Twitter has become a target for online crooks promoting fake “giveaways”, according to Bleeping Computer. Such activities are estimated to have tricked people out of ETH 8,148, currently worth around USD 4.3 million, much of it through social media, according to statistical data compiled in EtherScamDB.
John Backus, co-founder of crypto-related startups Bloom and Cognito, concurs, making his own “back of an envelope” calculation that ETH scam giveaways have returned around ETH 8,148 – which happens to be exactly the same amount estimated by EtherScamDB, writes Bitcoin.com.
EtherScamDB tracks online scamming which centers round Ethereum and associated assets and was established by the team behind MyCrypto wallet.
As the figures illustrate, fake Ether giveaways are growing exponentially, and Twitter has become one of the scammers’ favorite utilities. Criminals use well-known ecosystem names to target Twitter members, using mirrored accounts complete with avatars. Posts invite targets from the fake personalities’ following to participate in free crypto programs, which then separate the target from their funds.
An example of how the scammers operate is best illustrated by Forbes writer Laura Shin’s recent experiences on Twitter, covered in an article on Bitcoin.com, when she came across an interesting Tweet by Ari Paul, investor guru of Blocktower hedge fund fame.
She came across “fairly elaborate ether (ETH) come-ons, fake giveaways using mirror’d (sic) accounts” as a result. No sooner than she realized this, she discovered that she had been compromised.
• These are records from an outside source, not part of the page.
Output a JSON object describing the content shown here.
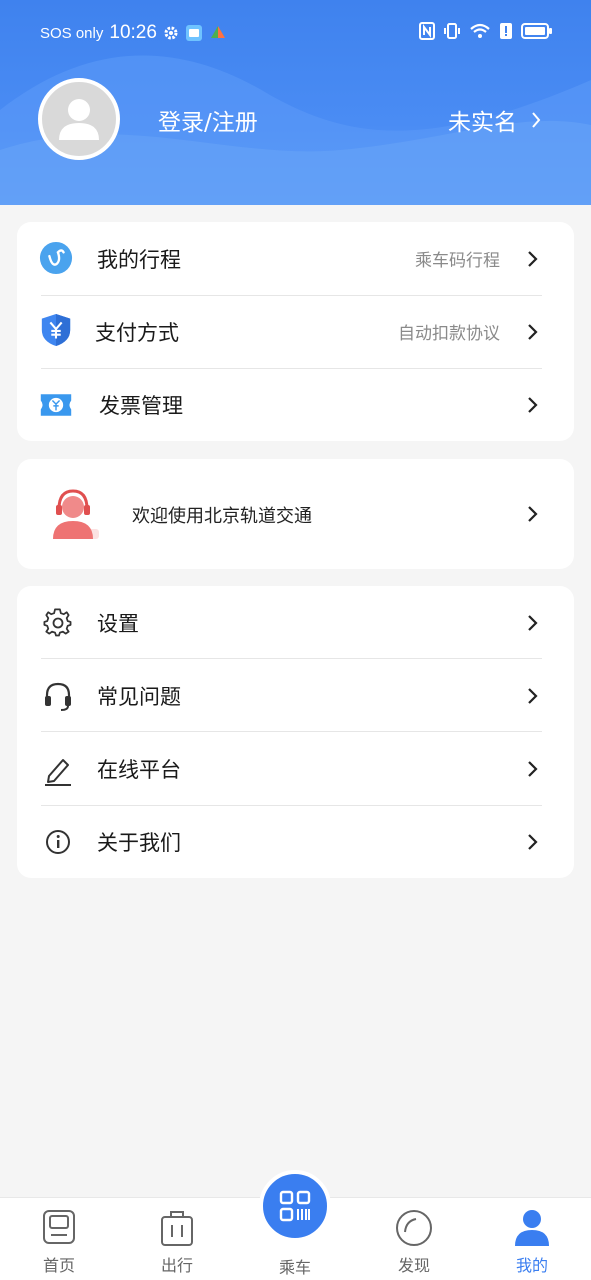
{
  "status_bar": {
    "sos": "SOS only",
    "time": "10:26"
  },
  "header": {
    "login_label": "登录/注册",
    "realname_label": "未实名"
  },
  "card1": [
    {
      "label": "我的行程",
      "sub": "乘车码行程",
      "icon": "trip-icon"
    },
    {
      "label": "支付方式",
      "sub": "自动扣款协议",
      "icon": "payment-shield-icon"
    },
    {
      "label": "发票管理",
      "sub": "",
      "icon": "invoice-ticket-icon"
    }
  ],
  "welcome": {
    "text": "欢迎使用北京轨道交通",
    "icon": "customer-service-avatar-icon"
  },
  "card3": [
    {
      "label": "设置",
      "icon": "gear-icon"
    },
    {
      "label": "常见问题",
      "icon": "headset-icon"
    },
    {
      "label": "在线平台",
      "icon": "edit-icon"
    },
    {
      "label": "关于我们",
      "icon": "info-icon"
    }
  ],
  "nav": [
    {
      "label": "首页",
      "icon": "home-train-icon"
    },
    {
      "label": "出行",
      "icon": "luggage-icon"
    },
    {
      "label": "乘车",
      "icon": "qr-code-icon"
    },
    {
      "label": "发现",
      "icon": "discover-icon"
    },
    {
      "label": "我的",
      "icon": "person-icon"
    }
  ],
  "colors": {
    "primary": "#3a7ef0",
    "header_start": "#3f82ee",
    "text": "#1a1a1a",
    "muted": "#8a8a8a"
  }
}
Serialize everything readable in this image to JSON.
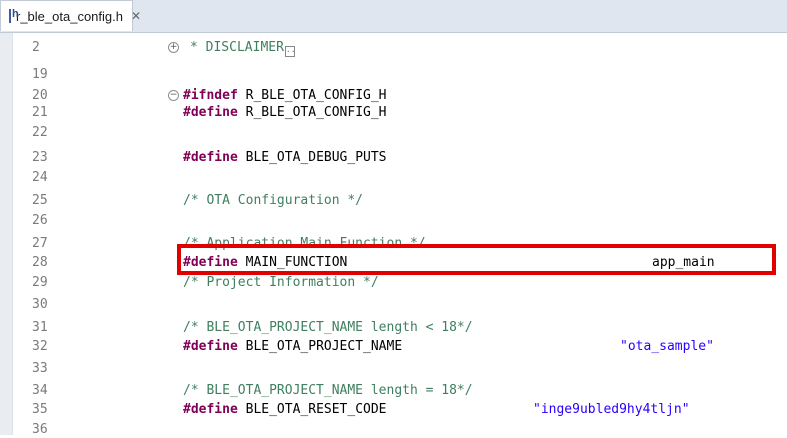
{
  "tab": {
    "filename": "r_ble_ota_config.h",
    "close_symbol": "✕"
  },
  "lines": [
    {
      "n": "2",
      "text": "* DISCLAIMER"
    },
    {
      "n": "19",
      "text": ""
    },
    {
      "n": "20",
      "kw": "#ifndef",
      "rest": " R_BLE_OTA_CONFIG_H"
    },
    {
      "n": "21",
      "kw": "#define",
      "rest": " R_BLE_OTA_CONFIG_H"
    },
    {
      "n": "22",
      "text": ""
    },
    {
      "n": "23",
      "kw": "#define",
      "rest": " BLE_OTA_DEBUG_PUTS"
    },
    {
      "n": "24",
      "text": ""
    },
    {
      "n": "25",
      "comment": "/* OTA Configuration */"
    },
    {
      "n": "26",
      "text": ""
    },
    {
      "n": "27",
      "comment": "/* Application Main Function */"
    },
    {
      "n": "28",
      "kw": "#define",
      "rest": " MAIN_FUNCTION",
      "value": "app_main"
    },
    {
      "n": "29",
      "comment": "/* Project Information */"
    },
    {
      "n": "30",
      "text": ""
    },
    {
      "n": "31",
      "comment": "/* BLE_OTA_PROJECT_NAME length < 18*/"
    },
    {
      "n": "32",
      "kw": "#define",
      "rest": " BLE_OTA_PROJECT_NAME",
      "string": "\"ota_sample\""
    },
    {
      "n": "33",
      "text": ""
    },
    {
      "n": "34",
      "comment": "/* BLE_OTA_PROJECT_NAME length = 18*/"
    },
    {
      "n": "35",
      "kw": "#define",
      "rest": " BLE_OTA_RESET_CODE",
      "string": "\"inge9ubled9hy4tljn\""
    },
    {
      "n": "36",
      "text": ""
    }
  ],
  "colors": {
    "keyword": "#7f0055",
    "comment": "#3f7f5f",
    "string": "#2a00ff",
    "highlight": "#e00000"
  }
}
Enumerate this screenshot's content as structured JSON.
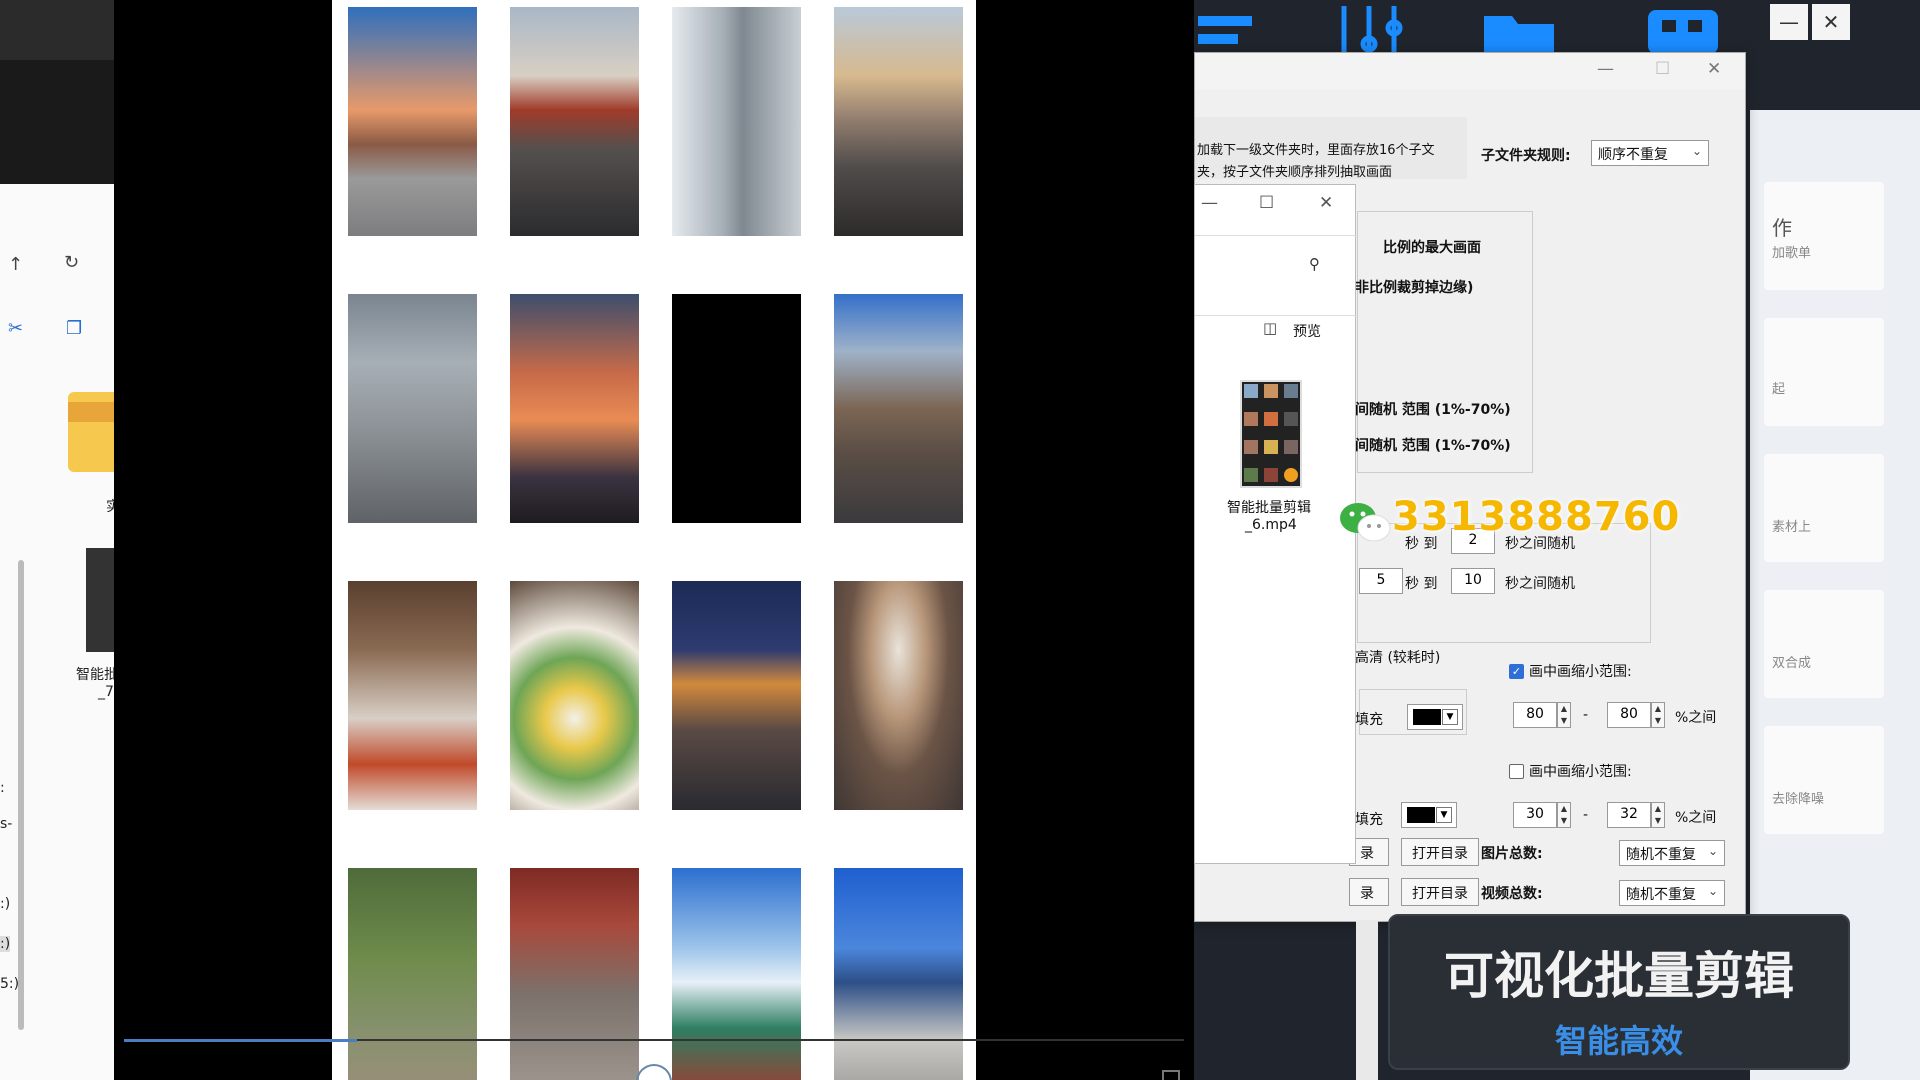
{
  "explorer": {
    "folder_label": "实",
    "file_label_line1": "智能批",
    "file_label_line2": "_7.",
    "side_labels": [
      ":",
      "s-",
      ":)",
      ":)",
      "5:)"
    ]
  },
  "player": {
    "progress_fraction": 0.22
  },
  "settings": {
    "info_line1": "加载下一级文件夹时，里面存放16个子文",
    "info_line2": "夹，按子文件夹顺序排列抽取画面",
    "subfolder_rule_label": "子文件夹规则:",
    "subfolder_rule_value": "顺序不重复",
    "option_max_frame": "比例的最大画面",
    "option_crop": "非比例裁剪掉边缘)",
    "random_range_1": "间随机 范围 (1%-70%)",
    "random_range_2": "间随机 范围 (1%-70%)",
    "sec_row1": {
      "to": "秒 到",
      "value_b": "2",
      "suffix": "秒之间随机"
    },
    "sec_row2": {
      "value_a": "5",
      "to": "秒 到",
      "value_b": "10",
      "suffix": "秒之间随机"
    },
    "hd_label": "高清 (较耗时)",
    "pip1": {
      "label": "画中画缩小范围:",
      "checked": "✓",
      "fill_label": "填充",
      "min": "80",
      "max": "80",
      "dash": "-",
      "unit": "%之间"
    },
    "pip2": {
      "label": "画中画缩小范围:",
      "fill_label": "填充",
      "min": "30",
      "max": "32",
      "dash": "-",
      "unit": "%之间"
    },
    "dir_row1": {
      "left": "录",
      "button": "打开目录",
      "label": "图片总数:",
      "value": "随机不重复"
    },
    "dir_row2": {
      "left": "录",
      "button": "打开目录",
      "label": "视频总数:",
      "value": "随机不重复"
    }
  },
  "explorer2": {
    "preview_label": "预览",
    "file_name_line1": "智能批量剪辑",
    "file_name_line2": "_6.mp4"
  },
  "app": {
    "feature_labels": [
      "作",
      "加歌单",
      "起",
      "素材上",
      "双合成",
      "去除降噪"
    ],
    "minimize": "—",
    "close": "✕"
  },
  "watermark": {
    "phone": "3313888760"
  },
  "banner": {
    "title": "可视化批量剪辑",
    "subtitle": "智能高效"
  },
  "colors": {
    "accent_blue": "#2f6ed8",
    "banner_blue": "#3a8ee6",
    "phone_gold": "#f5b700"
  }
}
“Someone with the account @XaedenJ was using Ms Shin’s professional reputation and likeness to tacitly approve a 10,000 Ethereum giveaway, and it directs readers to a website asking for payment,” read the report.
The “new” Laura Shin was then seen to be Tweeting, “If you’re late for this event… you’ll get your investment back at once!”. The Forbes writer did some further research and discovered that her scam post had received 28 likes, although Shin suggested that they were probably bots created to give the scam some credibility. The @XaedenJ address was later removed by Twitter.
In order to prevent such activities and falling foul to such scams, MyCrypto wrote a support document that recommends several protective measures including using hardware wallets, using cold storage or running wallets offline. It also recommends looking up ETH addresses on Etherscan.io to check for bad reviews, and to not trust any messages promising free ETH or hack alerts.